In article <1178039845.524301.204010@xxxxxxxxxxxxxxxxxxxxxxxxxxxx>, graftonfot@xxxxxxxxx (Mr. Land) writes:

| I dug out an extra WS467 from my X-10 parts box.  I used a small table
| lamp for testing its operation, right at the panel.  Using clip leads,
| I wired: from ground to one prong of the lamp, from the other prong of
| lamp to the black lead of the WS467, from the blue lead of the WS467
| to what I will call a "test probe".  I also wired the ESM1 from a
| ground to the blue lead of the WS467, in an effort to "see" what it
| was seeing.
|
| I set the WS467 to the same housecode as my pole lamp, which is C4.
| Then I fired up my HomeSeer script to continually send C4 ON, sleep 5
| seconds, send C4 OFF, sleep 5 seconds, send C4 ON, etc.
|
| I first connected the test probe to the load side of the breaker
| feeding the lighting circuit in question.  Immediately I saw new
| behavior on the ESM1 display: seemingly on each command, the LED bars
| indicated four (!) distinct signal amplitude peaks.  That is, 5 bars
| would light, then drop to 3 or 4, then back up to five, repeating for
| a total of 4 peaks, then silence (which I assume is the sleep call in
| the script).

Are you sure the sequence wasn't low then high?  That would be normal
behavior with a repeater, assuming the ESM1 is registering both the
original and repeated versions.  So you see C4, C4 repeated, ON, and
then ON repeated (where repeated is in addition to the second copy
from the transmitter).  A Leviton test set would show only two because
it measures only the "ON" after it is selected by its (fixed) address.

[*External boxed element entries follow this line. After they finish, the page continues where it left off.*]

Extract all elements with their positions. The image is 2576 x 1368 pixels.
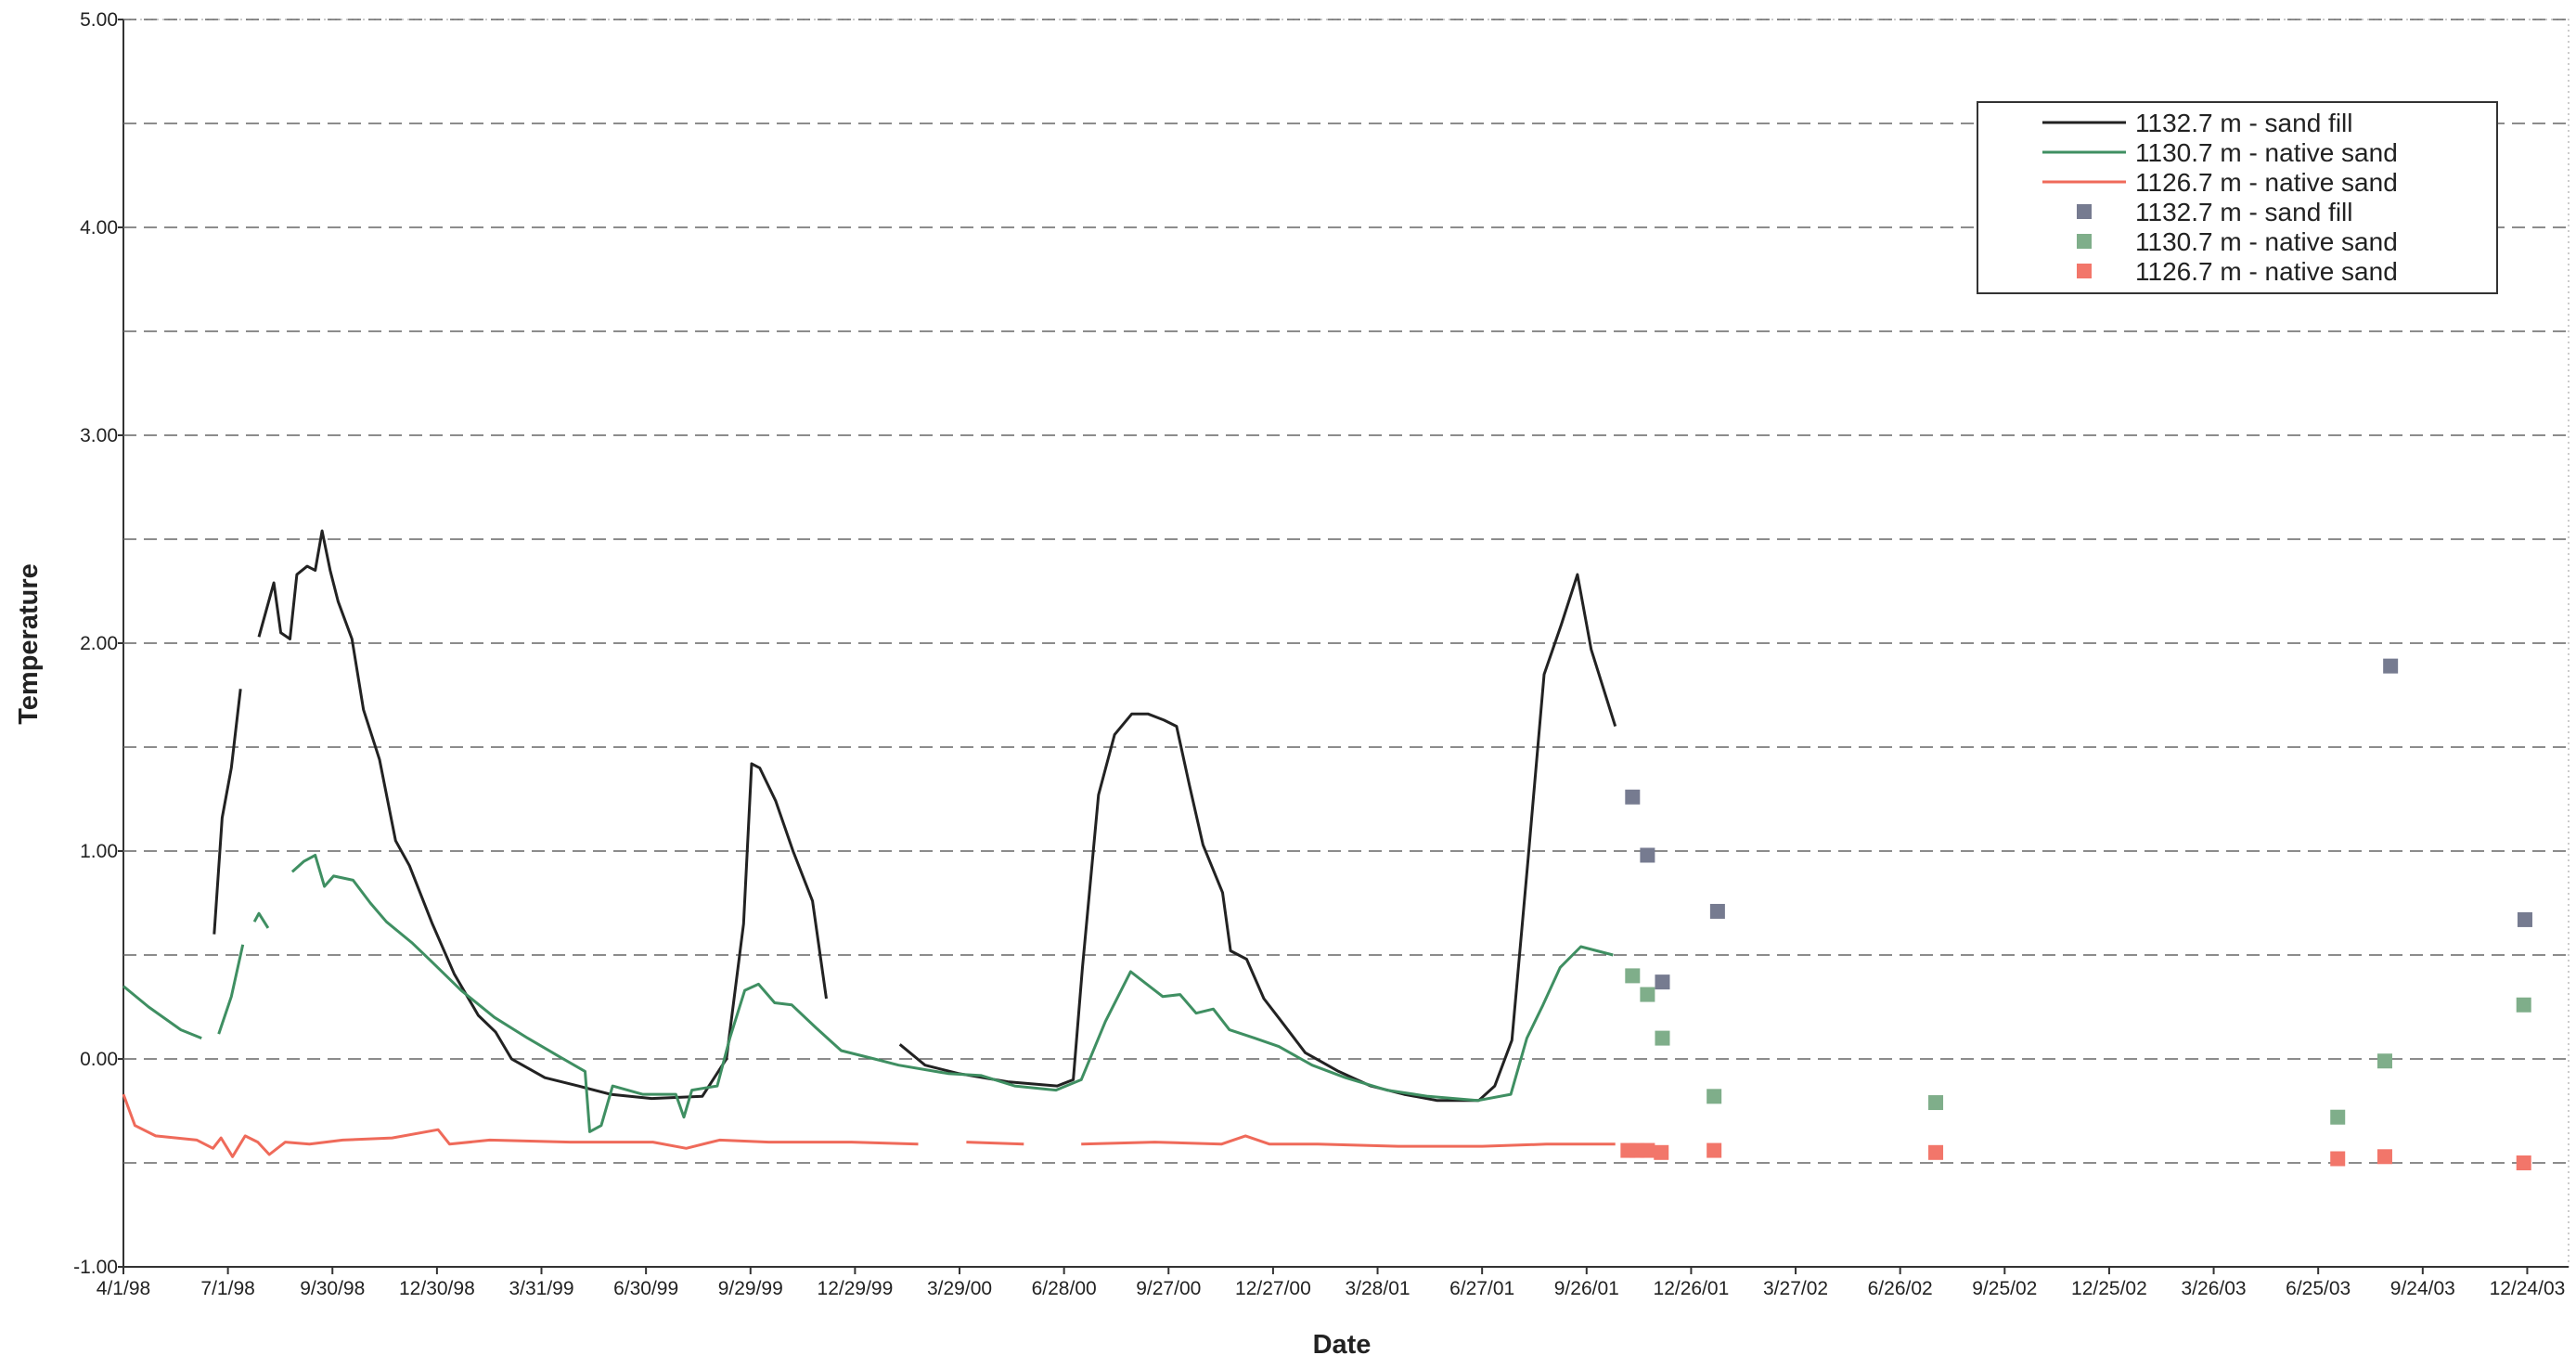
x-tick-label: 12/24/03 xyxy=(2490,1278,2566,1299)
y-tick-label: 1.00 xyxy=(80,841,118,862)
scatter-point xyxy=(2516,997,2531,1013)
scatter-point xyxy=(1654,1144,1669,1160)
scatter-point xyxy=(1640,987,1655,1002)
x-tick-label: 12/30/98 xyxy=(399,1278,475,1299)
scatter-point xyxy=(2516,1155,2531,1170)
scatter-point xyxy=(2376,1149,2392,1165)
x-tick-label: 6/27/01 xyxy=(1449,1278,1514,1299)
y-tick-label: 5.00 xyxy=(80,9,118,31)
x-tick-label: 7/1/98 xyxy=(200,1278,254,1299)
scatter-point xyxy=(1709,903,1725,919)
x-tick-label: 3/28/01 xyxy=(1345,1278,1410,1299)
x-axis-title: Date xyxy=(1313,1330,1372,1360)
scatter-point xyxy=(1640,1142,1655,1158)
x-tick-label: 9/27/00 xyxy=(1136,1278,1201,1299)
scatter-point xyxy=(1707,1142,1722,1158)
legend-label: 1130.7 m - native sand xyxy=(2135,138,2398,167)
x-tick-label: 6/30/99 xyxy=(613,1278,678,1299)
x-tick-label: 9/24/03 xyxy=(2390,1278,2455,1299)
x-tick-label: 3/31/99 xyxy=(509,1278,573,1299)
scatter-point xyxy=(2383,658,2399,674)
legend-label: 1132.7 m - sand fill xyxy=(2135,198,2353,226)
scatter-point xyxy=(1625,968,1641,984)
scatter-point xyxy=(1928,1095,1944,1111)
scatter-point xyxy=(1640,847,1655,863)
x-tick-label: 9/29/99 xyxy=(718,1278,783,1299)
x-tick-label: 9/26/01 xyxy=(1554,1278,1619,1299)
x-tick-label: 6/28/00 xyxy=(1032,1278,1097,1299)
series-line xyxy=(122,1093,1616,1158)
x-tick-label: 12/25/02 xyxy=(2071,1278,2147,1299)
y-tick-label: -1.00 xyxy=(73,1257,118,1278)
scatter-point xyxy=(1928,1144,1944,1160)
legend-label: 1132.7 m - sand fill xyxy=(2135,109,2353,137)
y-tick-label: 0.00 xyxy=(80,1049,118,1070)
scatter-point xyxy=(1707,1089,1722,1104)
scatter-point xyxy=(2330,1151,2346,1167)
scatter-point xyxy=(2517,911,2532,927)
x-tick-label: 12/27/00 xyxy=(1235,1278,1311,1299)
legend-label: 1130.7 m - native sand xyxy=(2135,227,2398,256)
x-tick-label: 6/25/03 xyxy=(2286,1278,2351,1299)
x-tick-label: 3/29/00 xyxy=(927,1278,992,1299)
scatter-point xyxy=(1655,974,1670,990)
x-tick-label: 12/26/01 xyxy=(1654,1278,1730,1299)
y-axis-title: Temperature xyxy=(14,563,44,725)
y-tick-label: 2.00 xyxy=(80,633,118,654)
legend-marker xyxy=(2077,234,2092,249)
series-line xyxy=(213,529,1617,1103)
series-line xyxy=(122,854,1614,1133)
y-tick-label: 4.00 xyxy=(80,217,118,239)
x-tick-label: 6/26/02 xyxy=(1868,1278,1933,1299)
legend-marker xyxy=(2077,264,2092,278)
scatter-point xyxy=(2330,1109,2346,1125)
x-tick-label: 4/1/98 xyxy=(97,1278,150,1299)
legend-label: 1126.7 m - native sand xyxy=(2135,168,2398,197)
x-tick-label: 9/30/98 xyxy=(300,1278,365,1299)
scatter-point xyxy=(2376,1053,2392,1069)
x-tick-label: 12/29/99 xyxy=(818,1278,894,1299)
scatter-point xyxy=(1625,789,1641,805)
legend-label: 1126.7 m - native sand xyxy=(2135,257,2398,286)
legend-box xyxy=(1977,101,2498,294)
y-tick-label: 3.00 xyxy=(80,425,118,446)
scatter-point xyxy=(1655,1030,1670,1046)
x-tick-label: 9/25/02 xyxy=(1972,1278,2037,1299)
legend-marker xyxy=(2077,204,2092,219)
x-tick-label: 3/27/02 xyxy=(1763,1278,1828,1299)
x-tick-label: 3/26/03 xyxy=(2182,1278,2247,1299)
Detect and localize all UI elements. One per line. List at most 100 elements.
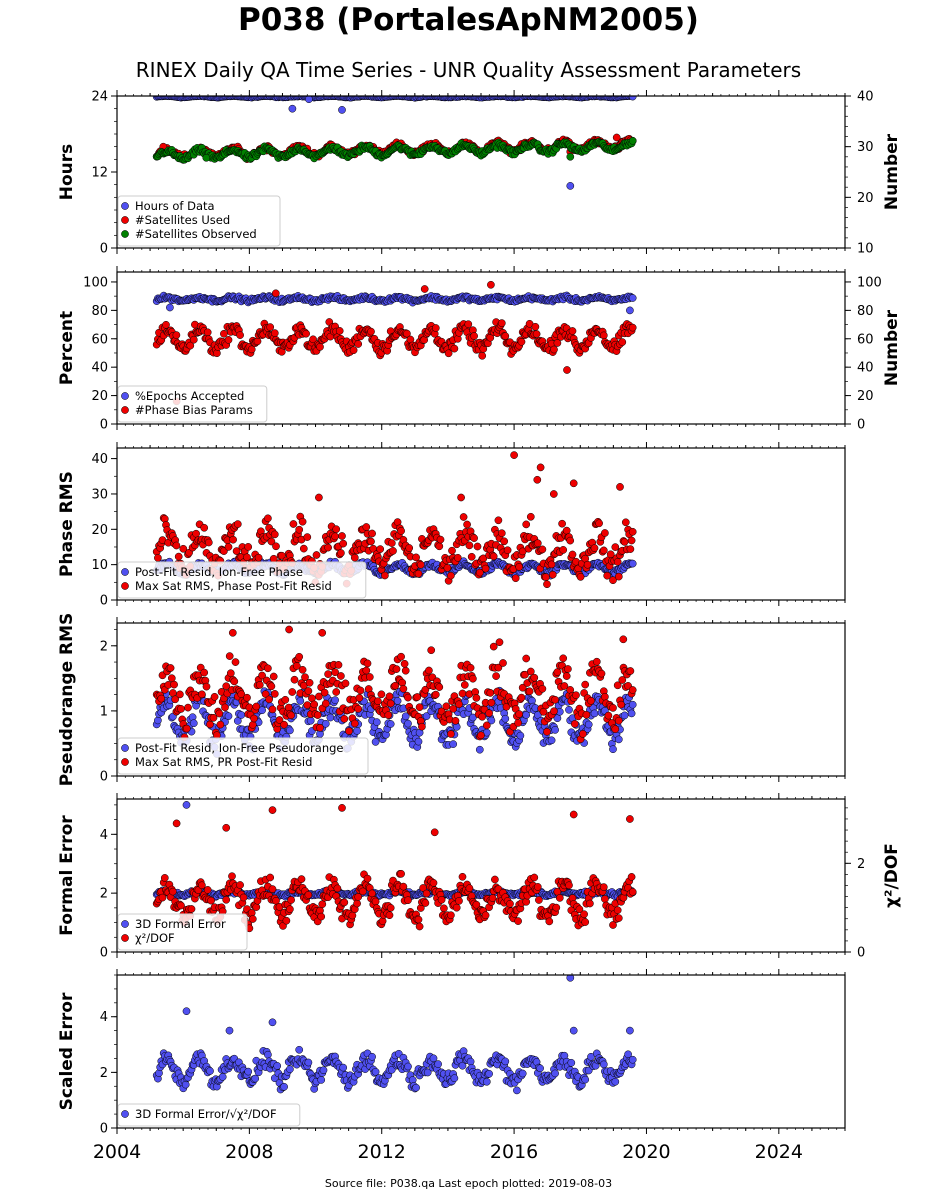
data-point [443,564,452,572]
data-point [628,527,637,536]
data-point [224,336,233,344]
data-point [324,670,332,678]
data-point-outlier [510,451,518,459]
data-point [215,709,224,718]
data-point [386,699,395,708]
data-point [553,339,562,347]
data-point [418,722,426,731]
data-point [172,541,181,550]
data-point [453,553,462,562]
legend-box [117,195,281,247]
data-point [233,520,242,528]
data-point [617,700,625,709]
y-tick-label: 0 [100,594,108,609]
legend-label: Post-Fit Resid, Ion-Free Phase [135,565,303,579]
data-point [620,711,629,720]
data-point [341,679,350,688]
data-point [543,727,551,736]
data-point [547,736,556,745]
data-point [595,519,603,528]
y-right-tick-label: 0 [857,418,865,433]
data-point-outlier [533,475,542,484]
y-tick-label: 40 [91,452,108,467]
data-point [179,544,188,553]
legend-marker [121,392,129,400]
data-point [614,716,623,725]
data-point [435,683,444,691]
data-point [368,529,376,538]
data-point [400,659,409,668]
data-point [182,724,191,733]
data-point [553,668,562,676]
data-point-outlier [271,289,280,298]
data-point-outlier [569,479,578,488]
data-point-outlier [549,490,558,498]
data-point [517,693,526,702]
data-point [500,537,509,546]
data-point [345,727,353,735]
data-point [403,329,411,338]
data-point [626,667,635,675]
legend-marker [121,758,129,766]
data-point-outlier [202,153,211,162]
chart-subtitle: RINEX Daily QA Time Series - UNR Quality… [135,58,802,82]
data-point [551,695,559,704]
legend-label: Max Sat RMS, Phase Post-Fit Resid [135,579,332,593]
data-point [621,518,630,527]
y-right-axis-label: Number [882,133,902,210]
y-tick-label: 60 [91,332,108,347]
data-point [581,680,590,689]
data-point [609,576,617,585]
data-point [236,331,244,339]
data-point [355,694,364,702]
data-point [287,711,295,720]
data-point [277,551,286,560]
data-point [470,534,478,542]
data-point-outlier [318,628,327,637]
data-point [250,714,258,723]
data-point [486,689,495,697]
legend-box [117,561,367,599]
data-point [592,657,601,666]
data-point [376,545,385,553]
data-point [416,560,425,569]
data-point [264,514,272,523]
data-point [532,330,541,338]
data-point [265,695,273,704]
data-point-outlier [457,493,465,502]
legend-label: %Epochs Accepted [135,389,244,403]
data-point [189,335,198,344]
data-point [248,720,257,729]
data-point [450,344,459,353]
data-point [478,712,487,721]
y-tick-label: 10 [91,558,108,573]
data-point [392,665,401,673]
data-point [221,703,229,712]
data-point [362,666,371,675]
data-point [252,702,261,711]
data-point [467,552,476,561]
data-point [628,136,637,145]
data-point [538,545,547,554]
data-point [599,331,608,340]
data-point [584,720,593,729]
data-point [349,346,358,355]
data-point [304,687,313,695]
data-point [550,707,558,716]
y-right-tick-label: 40 [857,90,874,105]
data-point [435,542,444,551]
data-point [326,713,335,722]
data-point [613,558,622,566]
data-point [525,687,534,696]
legend-label: Post-Fit Resid, Ion-Free Pseudorange [135,741,343,755]
data-point [599,546,608,555]
data-point [281,695,290,704]
data-point [225,652,234,660]
y-tick-label: 100 [83,275,108,290]
data-point-outlier [338,106,346,114]
data-point [363,659,372,668]
data-point [492,672,500,680]
data-point [220,329,228,338]
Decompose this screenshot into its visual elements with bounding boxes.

| This happened consistently at the breaker connection.  I
| didn't think to measure at the time but I would say from memory that
| the total duration for the 4 pulses was around 2 seconds.  It really
| looked like something was echoing the control signal 3 times, except
| that the green X-10 indicator never came on, and the WS467 never
| responded.

I would try the 0.1uF capacitor across the WS467.  It is possible that
you have a noise source not related to the water heater but the addition
of the heater circuit changes things enough to make it significant.  Keep
in mind that the WS467 does not have any AGC so it is the absolute level
of the noise that matters (even if it is tiny compared to the good signal).
Another possible experiment would be to use a lamp or appliance module
rather than the WS467; the former are not as sensitive.